Evet, konumuz Eylül. Eylül'ün adını, rengini, dinginliğini seviyorum. Hani bahar'ıda görmüş, yaz'ıda. Bir ömür gibi yani. Yaşanacak iki mevsim kalmış geriye, sonbahar ve kış.. Ömrümün Eylül ayına girdiğini hissediyorum. Bunu bedenimde söylüyor bana. Sonbahar rengindeyim ben. Sarıyım biraz, turuncuyum, soluk yeşilim, koyu kırmızıyım hala. Koyu kırmızı denince şarap geliyor aklıma. Bir yandanda şarap mevsimi aslında. Süryanice adı  Aylül olan bu ay, şarap demekmiş zaten. Acaba geçmişimde bir Süryanilik var mı diye düşünmüyorum değil hani?:)
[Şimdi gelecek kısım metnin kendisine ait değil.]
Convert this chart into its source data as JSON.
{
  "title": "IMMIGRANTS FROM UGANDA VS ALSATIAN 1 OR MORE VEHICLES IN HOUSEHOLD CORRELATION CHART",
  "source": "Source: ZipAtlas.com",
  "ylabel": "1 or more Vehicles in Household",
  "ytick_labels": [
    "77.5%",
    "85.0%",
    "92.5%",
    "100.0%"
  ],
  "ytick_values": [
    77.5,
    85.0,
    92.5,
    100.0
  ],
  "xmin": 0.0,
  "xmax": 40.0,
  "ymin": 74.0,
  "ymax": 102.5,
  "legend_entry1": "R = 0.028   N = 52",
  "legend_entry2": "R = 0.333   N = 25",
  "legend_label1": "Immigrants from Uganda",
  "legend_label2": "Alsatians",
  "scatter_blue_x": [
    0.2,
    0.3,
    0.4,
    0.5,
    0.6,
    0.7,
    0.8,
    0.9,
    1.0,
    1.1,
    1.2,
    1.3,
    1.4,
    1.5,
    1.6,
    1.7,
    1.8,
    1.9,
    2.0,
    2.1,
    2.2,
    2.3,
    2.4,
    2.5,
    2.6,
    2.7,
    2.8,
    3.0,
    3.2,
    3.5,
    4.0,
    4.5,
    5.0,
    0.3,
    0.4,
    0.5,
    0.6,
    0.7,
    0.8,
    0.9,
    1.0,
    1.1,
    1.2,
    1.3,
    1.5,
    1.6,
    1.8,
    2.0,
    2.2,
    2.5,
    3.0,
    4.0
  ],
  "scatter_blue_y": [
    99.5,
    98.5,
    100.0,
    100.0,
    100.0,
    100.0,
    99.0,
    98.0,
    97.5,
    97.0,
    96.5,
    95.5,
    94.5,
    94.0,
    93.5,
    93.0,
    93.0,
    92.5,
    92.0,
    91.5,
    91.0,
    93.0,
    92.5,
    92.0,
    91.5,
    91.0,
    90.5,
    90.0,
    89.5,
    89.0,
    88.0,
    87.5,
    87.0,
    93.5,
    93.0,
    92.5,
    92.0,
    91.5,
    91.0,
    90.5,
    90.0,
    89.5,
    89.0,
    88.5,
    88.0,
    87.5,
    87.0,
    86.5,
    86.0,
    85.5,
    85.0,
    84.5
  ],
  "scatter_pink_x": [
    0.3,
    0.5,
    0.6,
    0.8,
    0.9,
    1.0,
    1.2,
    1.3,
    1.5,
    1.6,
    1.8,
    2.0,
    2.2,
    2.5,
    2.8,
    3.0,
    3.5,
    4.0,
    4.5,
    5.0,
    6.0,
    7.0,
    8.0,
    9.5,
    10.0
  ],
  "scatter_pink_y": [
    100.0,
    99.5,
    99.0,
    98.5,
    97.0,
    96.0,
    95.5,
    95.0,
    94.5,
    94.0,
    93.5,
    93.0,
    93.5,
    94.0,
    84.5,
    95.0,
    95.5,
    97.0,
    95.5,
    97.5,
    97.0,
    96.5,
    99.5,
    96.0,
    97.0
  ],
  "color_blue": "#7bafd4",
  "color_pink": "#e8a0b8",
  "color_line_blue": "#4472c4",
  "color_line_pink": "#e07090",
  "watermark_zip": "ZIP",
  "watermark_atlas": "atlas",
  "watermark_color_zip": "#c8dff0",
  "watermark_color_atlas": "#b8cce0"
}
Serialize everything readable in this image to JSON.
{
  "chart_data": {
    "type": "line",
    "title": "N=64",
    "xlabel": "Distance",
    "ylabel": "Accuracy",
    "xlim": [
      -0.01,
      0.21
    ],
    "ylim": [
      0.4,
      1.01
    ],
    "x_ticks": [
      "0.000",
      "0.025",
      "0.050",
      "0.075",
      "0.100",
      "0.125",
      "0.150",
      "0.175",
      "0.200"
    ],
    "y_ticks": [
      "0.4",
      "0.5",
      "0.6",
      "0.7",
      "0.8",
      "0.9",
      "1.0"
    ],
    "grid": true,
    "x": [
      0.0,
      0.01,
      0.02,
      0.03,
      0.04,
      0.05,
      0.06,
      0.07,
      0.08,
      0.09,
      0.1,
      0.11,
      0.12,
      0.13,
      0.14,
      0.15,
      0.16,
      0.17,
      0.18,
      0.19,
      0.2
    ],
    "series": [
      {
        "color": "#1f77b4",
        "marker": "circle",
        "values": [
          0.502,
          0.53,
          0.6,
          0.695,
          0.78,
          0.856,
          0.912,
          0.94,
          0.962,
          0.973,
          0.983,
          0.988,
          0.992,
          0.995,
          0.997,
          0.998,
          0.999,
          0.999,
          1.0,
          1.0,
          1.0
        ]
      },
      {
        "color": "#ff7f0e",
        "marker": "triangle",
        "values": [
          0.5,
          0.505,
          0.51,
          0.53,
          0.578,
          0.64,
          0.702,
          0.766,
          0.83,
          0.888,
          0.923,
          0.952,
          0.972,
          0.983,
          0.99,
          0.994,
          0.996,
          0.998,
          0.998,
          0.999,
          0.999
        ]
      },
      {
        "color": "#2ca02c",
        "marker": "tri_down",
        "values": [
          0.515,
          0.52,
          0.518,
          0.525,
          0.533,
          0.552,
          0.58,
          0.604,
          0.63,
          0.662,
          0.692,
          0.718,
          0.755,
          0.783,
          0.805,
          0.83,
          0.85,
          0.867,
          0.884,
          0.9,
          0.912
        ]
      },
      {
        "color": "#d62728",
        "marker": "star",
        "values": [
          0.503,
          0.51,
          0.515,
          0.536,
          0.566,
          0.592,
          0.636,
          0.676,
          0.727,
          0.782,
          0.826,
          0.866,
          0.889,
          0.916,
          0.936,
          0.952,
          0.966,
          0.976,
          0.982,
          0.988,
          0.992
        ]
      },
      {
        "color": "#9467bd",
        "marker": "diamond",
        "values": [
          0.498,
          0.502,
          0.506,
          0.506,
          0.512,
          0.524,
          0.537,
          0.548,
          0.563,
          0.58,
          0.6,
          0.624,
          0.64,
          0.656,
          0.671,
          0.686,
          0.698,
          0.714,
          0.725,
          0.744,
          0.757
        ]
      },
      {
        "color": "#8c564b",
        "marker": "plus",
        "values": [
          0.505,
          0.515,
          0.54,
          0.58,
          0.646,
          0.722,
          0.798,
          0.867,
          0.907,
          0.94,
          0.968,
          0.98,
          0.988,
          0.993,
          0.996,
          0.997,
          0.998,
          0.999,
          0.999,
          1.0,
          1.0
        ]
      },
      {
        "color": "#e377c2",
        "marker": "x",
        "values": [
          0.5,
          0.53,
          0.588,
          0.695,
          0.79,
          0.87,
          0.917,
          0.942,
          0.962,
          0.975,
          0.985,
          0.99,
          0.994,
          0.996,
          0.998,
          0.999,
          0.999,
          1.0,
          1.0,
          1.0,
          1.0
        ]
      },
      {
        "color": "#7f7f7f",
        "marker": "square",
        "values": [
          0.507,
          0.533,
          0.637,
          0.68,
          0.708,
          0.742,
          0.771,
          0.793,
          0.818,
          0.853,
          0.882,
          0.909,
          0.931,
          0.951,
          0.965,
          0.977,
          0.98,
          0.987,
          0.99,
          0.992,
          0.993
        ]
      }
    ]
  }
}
Konuyu sürekli dağıtıyormuş gibi görünsemde  aslında etrafında dolanıyorum. Tamda gecenin bir yarısı bunları yazarken Türkiye'den bir arkadaşım bir müzik gönderdi. Yazıya bu kadar mı uyar, dedim önce. 
"Geçip giden Zaman'ları bir yerlerde bulsam, sonra üzülsem, sonra üzüldüğüme üzülsem" gibi. 

Sonra, hayatımın sonbaharında olduğumu düşündüm yeniden. Bilmiyorum geçip giden zaman'ları bir yerlerde bulmak ister miydim? Yaşandı, bitti, gitti. Hesaplar soruldu. Hesaplar kapandı. Kâr, insani hesaba uymasada zararlı çıkmadım şimdiye kadar yaşadıklarımdan. 
Ömrünün mevsimi sonbaharı yaşamak istiyorum. Belki rüzgarların arkasında savrulur uçar giderim sulara, masmavi olurum. Belki dalımda son yaprak olarak kalır, kışı bekler bembeyaz olurum.